Design/methodology/approach – This study used (Hansen’s 1999) threshold framework to investigate
the relationship between firm performance and sustainability reporting using a sample of 210 Bombay Stock
Exchange-listed firms spanning over 10 years from March 2010 to March 2019. This framework helps to test
the threshold effect’s presence, estimate the threshold value and check the authenticity of the estimated
threshold value.
Findings – Sustainability reporting has a differential threshold impact on the different indicators of firm
performance. On the one hand, the authors’ results illustrate that the firms’ operating performance is
positively impacted if and only if the sustainability reporting crosses a certain threshold. On the other hand,
sustainability reporting positively impacts firms’ market performance only up to a cut-off point.

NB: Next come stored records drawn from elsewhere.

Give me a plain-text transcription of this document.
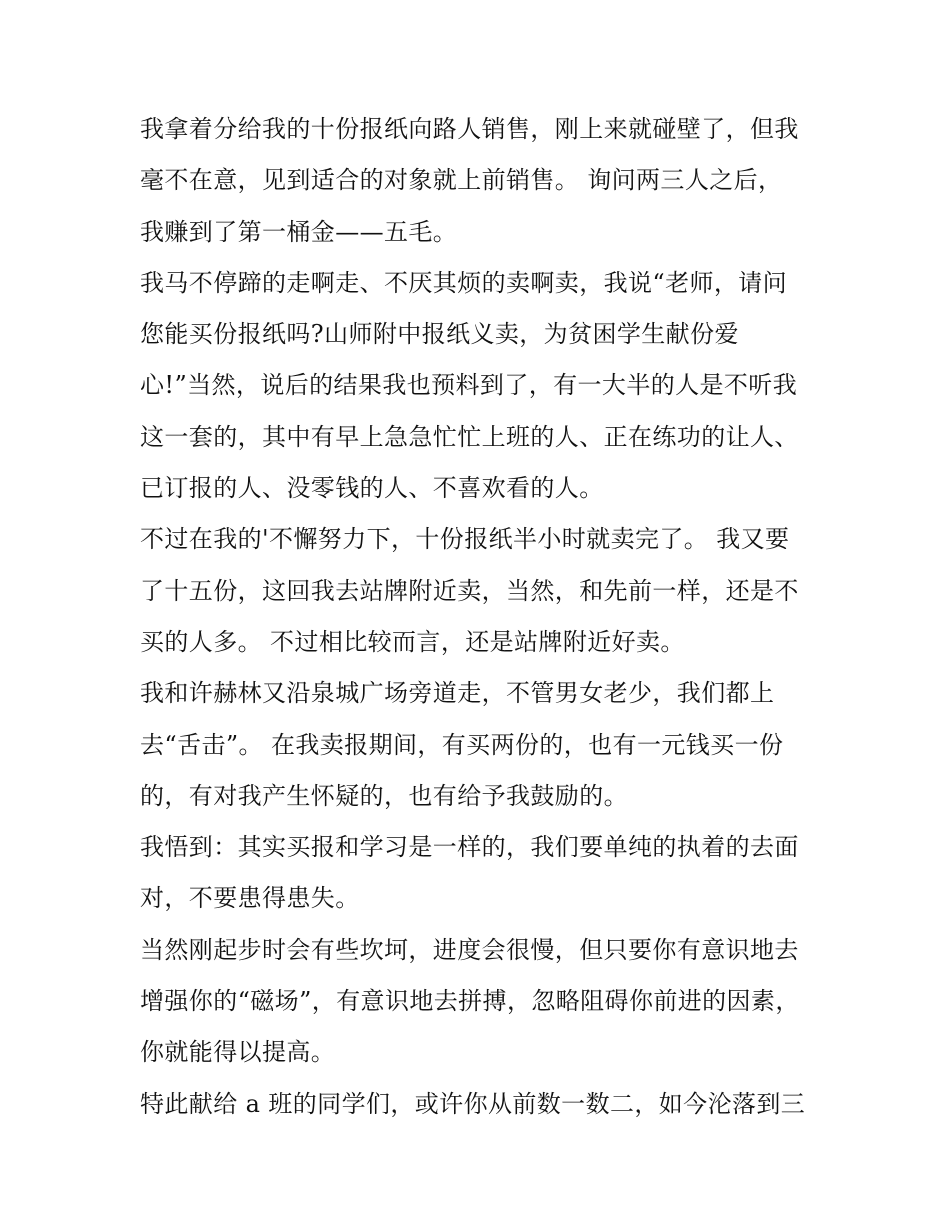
我拿着分给我的十份报纸向路人销售，刚上来就碰壁了，但我
毫不在意，见到适合的对象就上前销售。 询问两三人之后，
我赚到了第一桶金——五毛。
我马不停蹄的走啊走、不厌其烦的卖啊卖，我说“老师，请问
您能买份报纸吗?山师附中报纸义卖，为贫困学生献份爱
心!”当然，说后的结果我也预料到了，有一大半的人是不听我
这一套的，其中有早上急急忙忙上班的人、正在练功的让人、
已订报的人、没零钱的人、不喜欢看的人。
不过在我的'不懈努力下，十份报纸半小时就卖完了。 我又要
了十五份，这回我去站牌附近卖，当然，和先前一样，还是不
买的人多。 不过相比较而言，还是站牌附近好卖。
我和许赫林又沿泉城广场旁道走，不管男女老少，我们都上
去“舌击”。 在我卖报期间，有买两份的，也有一元钱买一份
的，有对我产生怀疑的，也有给予我鼓励的。
我悟到：其实买报和学习是一样的，我们要单纯的执着的去面
对，不要患得患失。
当然刚起步时会有些坎坷，进度会很慢，但只要你有意识地去
增强你的“磁场”，有意识地去拼搏，忽略阻碍你前进的因素，
你就能得以提高。
特此献给 a 班的同学们，或许你从前数一数二，如今沦落到三
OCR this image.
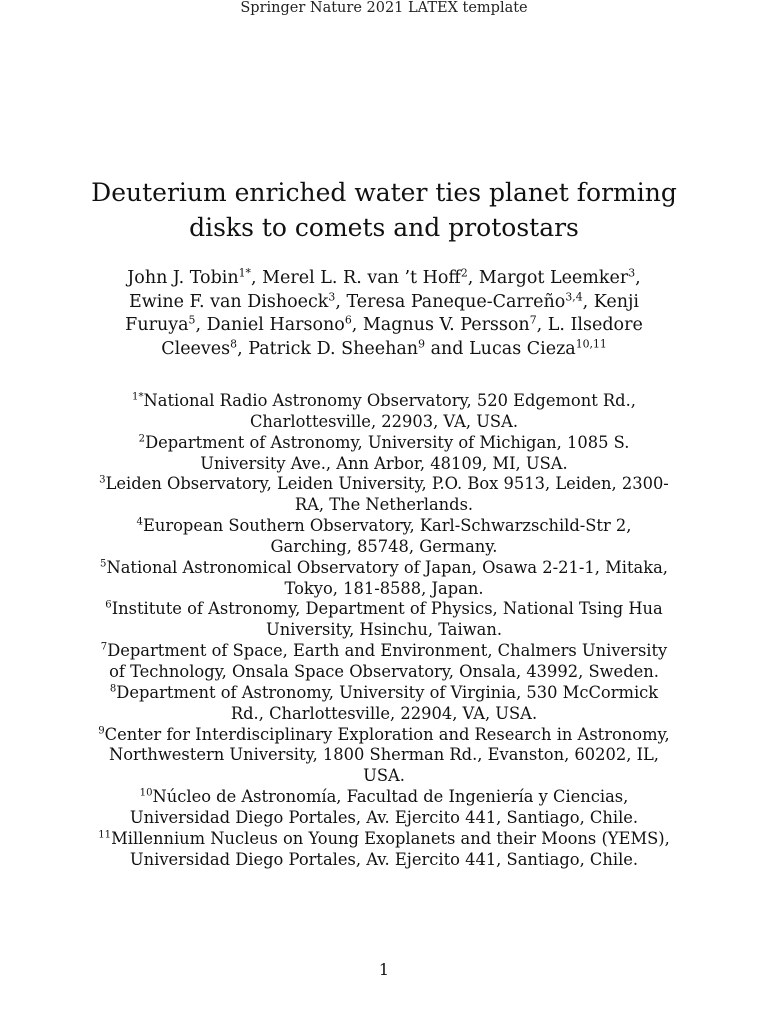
Springer Nature 2021 LATEX template
Deuterium enriched water ties planet forming disks to comets and protostars
John J. Tobin$^{1*}$, Merel L. R. van ’t Hoff$^2$, Margot Leemker$^3$, Ewine F. van Dishoeck$^3$, Teresa Paneque-Carreño$^{3,4}$, Kenji Furuya$^5$, Daniel Harsono$^6$, Magnus V. Persson$^7$, L. Ilsedore Cleeves$^8$, Patrick D. Sheehan$^9$ and Lucas Cieza$^{10,11}$
$^{1*}$National Radio Astronomy Observatory, 520 Edgemont Rd., Charlottesville, 22903, VA, USA.
$^2$Department of Astronomy, University of Michigan, 1085 S. University Ave., Ann Arbor, 48109, MI, USA.
$^3$Leiden Observatory, Leiden University, P.O. Box 9513, Leiden, 2300-RA, The Netherlands.
$^4$European Southern Observatory, Karl-Schwarzschild-Str 2, Garching, 85748, Germany.
$^5$National Astronomical Observatory of Japan, Osawa 2-21-1, Mitaka, Tokyo, 181-8588, Japan.
$^6$Institute of Astronomy, Department of Physics, National Tsing Hua University, Hsinchu, Taiwan.
$^7$Department of Space, Earth and Environment, Chalmers University of Technology, Onsala Space Observatory, Onsala, 43992, Sweden.
$^8$Department of Astronomy, University of Virginia, 530 McCormick Rd., Charlottesville, 22904, VA, USA.
$^9$Center for Interdisciplinary Exploration and Research in Astronomy, Northwestern University, 1800 Sherman Rd., Evanston, 60202, IL, USA.
$^{10}$Núcleo de Astronomía, Facultad de Ingeniería y Ciencias, Universidad Diego Portales, Av. Ejercito 441, Santiago, Chile.
$^{11}$Millennium Nucleus on Young Exoplanets and their Moons (YEMS), Universidad Diego Portales, Av. Ejercito 441, Santiago, Chile.
1
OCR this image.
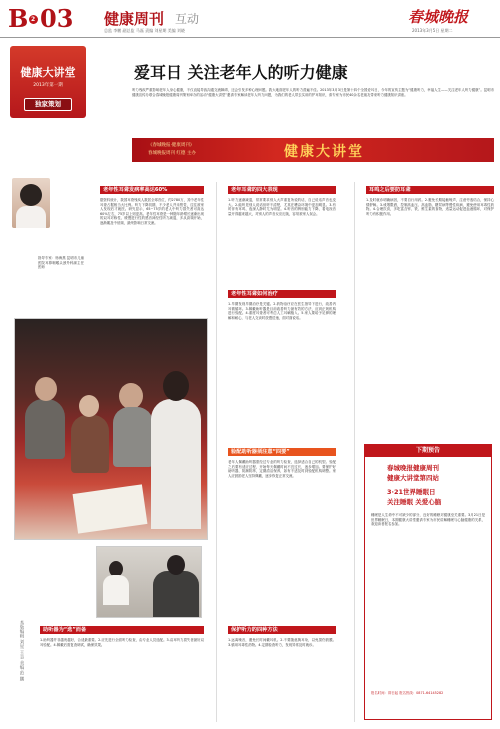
B 2 03 健康周刊 互动
总监 李鹏 副总监 马磊 责编 刘星期 美编 刘晓
春城晚报
2013年3月5日 星期二
健康大讲堂
2013年第一期
独家策划
爱耳日 关注老年人的听力健康
听力残疾严重影响老年人身心健康，不仅直接导致沟通交流障碍，还会引发多种心理问题。我大地面老年人的听力普遍不佳。2013年3月3日是第十四个全国爱耳日，今年的宣传主题为“健康听力，幸福人生——关注老年人听力健康”。昆明市健康宣传办联合春城晚报健康周刊策划举办的活动“健康大讲堂”邀请专家解读老年人听力问题，为我们的老人带去实用的护耳知识，请专家为市民40余名老朋友带来听力健康知识讲座。
《春城晚报·健康周刊》
春城晚报周刊 红德 主办	健康大讲堂
指导专家：杨海燕 昆明市儿童医院耳鼻咽喉头颈外科副主任医师
老年性耳聋发病率高达60%
据资料统计，我国耳聋残疾人数居全球首位，约2780万，其中老年性耳聋占据相当大比例。听力下降初期，不少老人并未察觉，往往被家人发现后才就医。研究显示，65~75岁的老人中听力损失者可高达60%左右，75岁以上则更高。老年性耳聋是一种随年龄增长逐渐出现的双耳对称性、缓慢进行性的感音神经性听力减退，多从高频开始，逐渐累及中低频，最终影响日常交流。
老年耳聋的四大表现
1.听力逐渐减退，常常要求别人大声重复所说的话，自己说话声音也变大。2.能听见别人说话但听不清楚，尤其在嘈杂环境中更加明显。3.有时伴有耳鸣，夜深人静时尤为明显。4.听音的辨别能力下降，看电视音量开得越来越大，对别人的声音反应迟钝，容易被家人误会。
耳鸣之后要防耳聋
1.及时就诊明确病因，不要自行用药。2.避免长期接触噪声，注意劳逸结合，保持心情舒畅。3.戒烟限酒，控制高血压、高血脂、糖尿病等慢性疾病，避免使用耳毒性药物。4.合理饮食，多吃富含锌、铁、维生素的食物，适量运动促进血液循环，对保护听力有积极作用。
老年性耳聋如何治疗
1.早期发现早期治疗是关键。2.药物治疗应在医生指导下进行，改善内耳微循环。3.佩戴助听器是目前改善听力最有效的方法，应到正规机构进行验配。4.重度耳聋者可考虑人工耳蜗植入。5.家人要给予足够的理解和耐心，与老人交谈时放慢语速，面对面说话。
验配助听器须注意“四要”
老年人佩戴助听器需经过专业的听力检查，选择适合自己的机型。验配之后要有适应过程，开始每天佩戴时间不宜过长，逐步增加。要保护好助听器，防潮防摔，定期清洁保养，如有不适及时到验配机构调整。家人应鼓励老人坚持佩戴，逐步恢复正常交流。
保护听力的四种方法
1.远离噪音，避免长时间戴耳机。2.不要随意掏耳朵，以免损伤鼓膜。3.慎用耳毒性药物。4.定期检查听力，发现异常及时就诊。
助听器为“选”而备
1.助听器并非越贵越好，合适最重要。2.应先进行全面听力检查，由专业人员选配。3.双耳听力损失者最好双耳验配。4.佩戴后需复查调试，确保效果。
本版编辑 刘星 王志 美编 范 鹏
下期预告
春城晚报健康周刊
健康大讲堂第四站
3·21世界睡眠日
关注睡眠 关爱心脑
睡眠是人生命中不可缺少的部分，良好的睡眠对健康至关重要。3月21日是世界睡眠日，本期健康大讲堂邀请专家为市民讲解睡眠与心脑健康的关系，欢迎读者报名参加。
报名时间：即日起 报名热线：0871-64145282
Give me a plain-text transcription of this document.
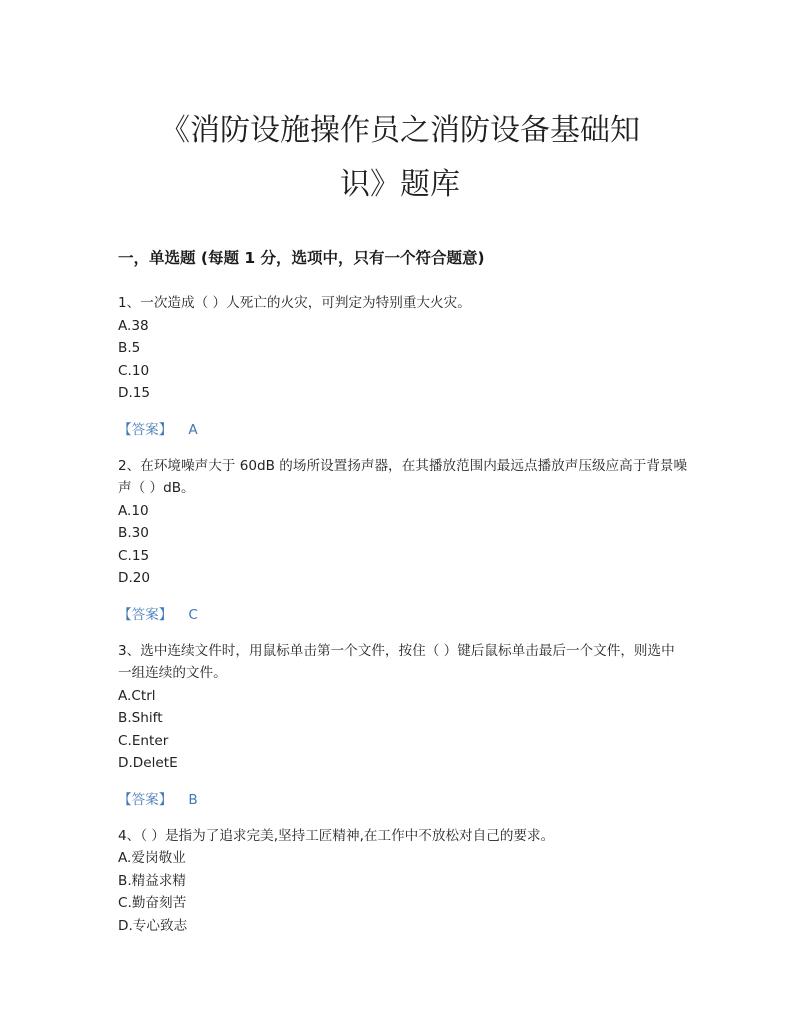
《消防设施操作员之消防设备基础知
识》题库
一，单选题 (每题 1 分，选项中，只有一个符合题意)

1、一次造成（ ）人死亡的火灾，可判定为特别重大火灾。

A.38

B.5

C.10

D.15

【答案】 A

2、在环境噪声大于 60dB 的场所设置扬声器，在其播放范围内最远点播放声压级应高于背景噪声（ ）dB。

A.10

B.30

C.15

D.20

【答案】 C

3、选中连续文件时，用鼠标单击第一个文件，按住（ ）键后鼠标单击最后一个文件，则选中一组连续的文件。

A.Ctrl

B.Shift

C.Enter

D.DeletE

【答案】 B

4、（ ）是指为了追求完美,坚持工匠精神,在工作中不放松对自己的要求。

A.爱岗敬业

B.精益求精

C.勤奋刻苦

D.专心致志
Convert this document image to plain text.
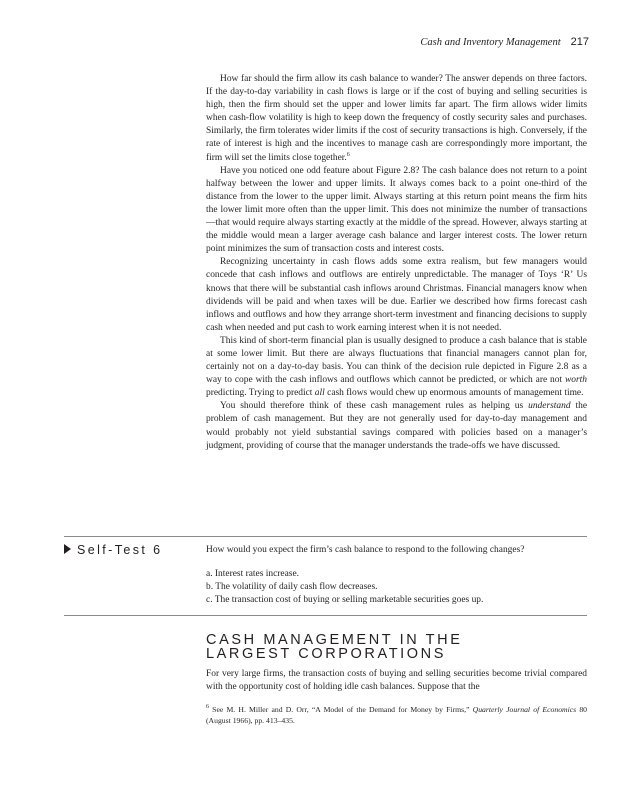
Cash and Inventory Management 217

How far should the firm allow its cash balance to wander? The answer depends on three factors. If the day-to-day variability in cash flows is large or if the cost of buying and selling securities is high, then the firm should set the upper and lower limits far apart. The firm allows wider limits when cash-flow volatility is high to keep down the frequency of costly security sales and purchases. Similarly, the firm tolerates wider limits if the cost of security transactions is high. Conversely, if the rate of interest is high and the incentives to manage cash are correspondingly more important, the firm will set the limits close together.$^6$

Have you noticed one odd feature about Figure 2.8? The cash balance does not return to a point halfway between the lower and upper limits. It always comes back to a point one-third of the distance from the lower to the upper limit. Always starting at this return point means the firm hits the lower limit more often than the upper limit. This does not minimize the number of transactions—that would require always starting exactly at the middle of the spread. However, always starting at the middle would mean a larger average cash balance and larger interest costs. The lower return point minimizes the sum of transaction costs and interest costs.

Recognizing uncertainty in cash flows adds some extra realism, but few managers would concede that cash inflows and outflows are entirely unpredictable. The manager of Toys ‘R’ Us knows that there will be substantial cash inflows around Christmas. Financial managers know when dividends will be paid and when taxes will be due. Earlier we described how firms forecast cash inflows and outflows and how they arrange short-term investment and financing decisions to supply cash when needed and put cash to work earning interest when it is not needed.

This kind of short-term financial plan is usually designed to produce a cash balance that is stable at some lower limit. But there are always fluctuations that financial managers cannot plan for, certainly not on a day-to-day basis. You can think of the decision rule depicted in Figure 2.8 as a way to cope with the cash inflows and outflows which cannot be predicted, or which are not worth predicting. Trying to predict all cash flows would chew up enormous amounts of management time.

You should therefore think of these cash management rules as helping us understand the problem of cash management. But they are not generally used for day-to-day management and would probably not yield substantial savings compared with policies based on a manager’s judgment, providing of course that the manager understands the trade-offs we have discussed.

Self-Test 6	How would you expect the firm’s cash balance to respond to the following changes?
a. Interest rates increase.
b. The volatility of daily cash flow decreases.
c. The transaction cost of buying or selling marketable securities goes up.
CASH MANAGEMENT IN THE
LARGEST CORPORATIONS

For very large firms, the transaction costs of buying and selling securities become trivial compared with the opportunity cost of holding idle cash balances. Suppose that the

$^6$ See M. H. Miller and D. Orr, “A Model of the Demand for Money by Firms,” Quarterly Journal of Economics 80 (August 1966), pp. 413–435.
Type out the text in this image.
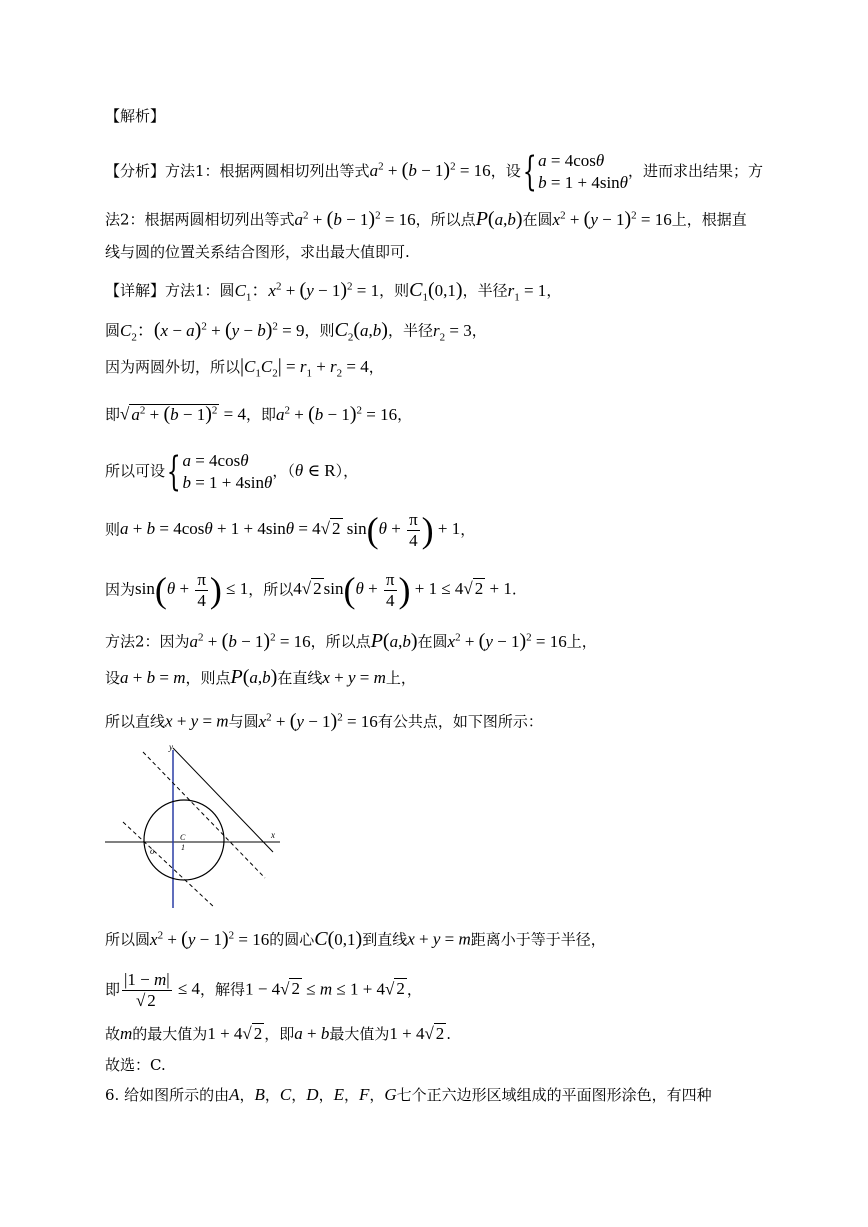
【解析】
【分析】方法1：根据两圆相切列出等式$a^2 + (b - 1)^2 = 16$，设{ a = 4cosθ
b = 1 + 4sinθ，进而求出结果；方
法2：根据两圆相切列出等式$a^2 + (b - 1)^2 = 16$，所以点P(a,b)在圆$x^2 + (y - 1)^2 = 16$上，根据直
线与圆的位置关系结合图形，求出最大值即可.
【详解】方法1：圆$C_1$：$x^2 + (y - 1)^2 = 1$，则$C_1(0,1)$，半径$r_1 = 1$，
圆$C_2$：$(x - a)^2 + (y - b)^2 = 9$，则$C_2(a,b)$，半径$r_2 = 3$，
因为两圆外切，所以$|C_1C_2| = r_1 + r_2 = 4$，
即√ $a^2 + (b - 1)^2 = 4$，即$a^2 + (b - 1)^2 = 16$，
所以可设{ a = 4cosθ
b = 1 + 4sinθ，（θ ∈ R），
则a + b = 4cosθ + 1 + 4sinθ = 4√ 2 $\sin(\theta + \frac{\pi}{4}$ ) + 1，
因为$\sin(\theta + \frac{\pi}{4}$ ) ≤ 1，所以4√ 2 $\sin(\theta + \frac{\pi}{4}$ ) + 1 ≤ 4√ 2 + 1.
方法2：因为$a^2 + (b - 1)^2 = 16$，所以点P(a,b)在圆$x^2 + (y - 1)^2 = 16$上，
设a + b = m，则点P(a,b)在直线x + y = m上，
所以直线x + y = m与圆$x^2 + (y - 1)^2 = 16$有公共点，如下图所示：
y
x
o
C
1
所以圆$x^2 + (y - 1)^2 = 16$的圆心C(0,1)到直线x + y = m距离小于等于半径，
即 $\frac{|1 - m|}{√ 2} \le 4$，解得1 − 4√ 2 ≤ m ≤ 1 + 4√ 2 ，
故m的最大值为1 + 4√ 2 ，即a + b最大值为1 + 4√ 2 .
故选：C.
6. 给如图所示的由A，B，C，D，E，F，G七个正六边形区域组成的平面图形涂色，有四种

Practical implications – Managers should strive to balance sustainability reporting to reap its desired
benefits on firm performance.
Originality/value – This study explores the possible non-linearity in the association between firm
performance and sustainability reporting and explains the relationship’s inconclusive results. Further, this
study explores the field in the novel emerging economy with unique institutional settings that mandate
spending on sustainability activities.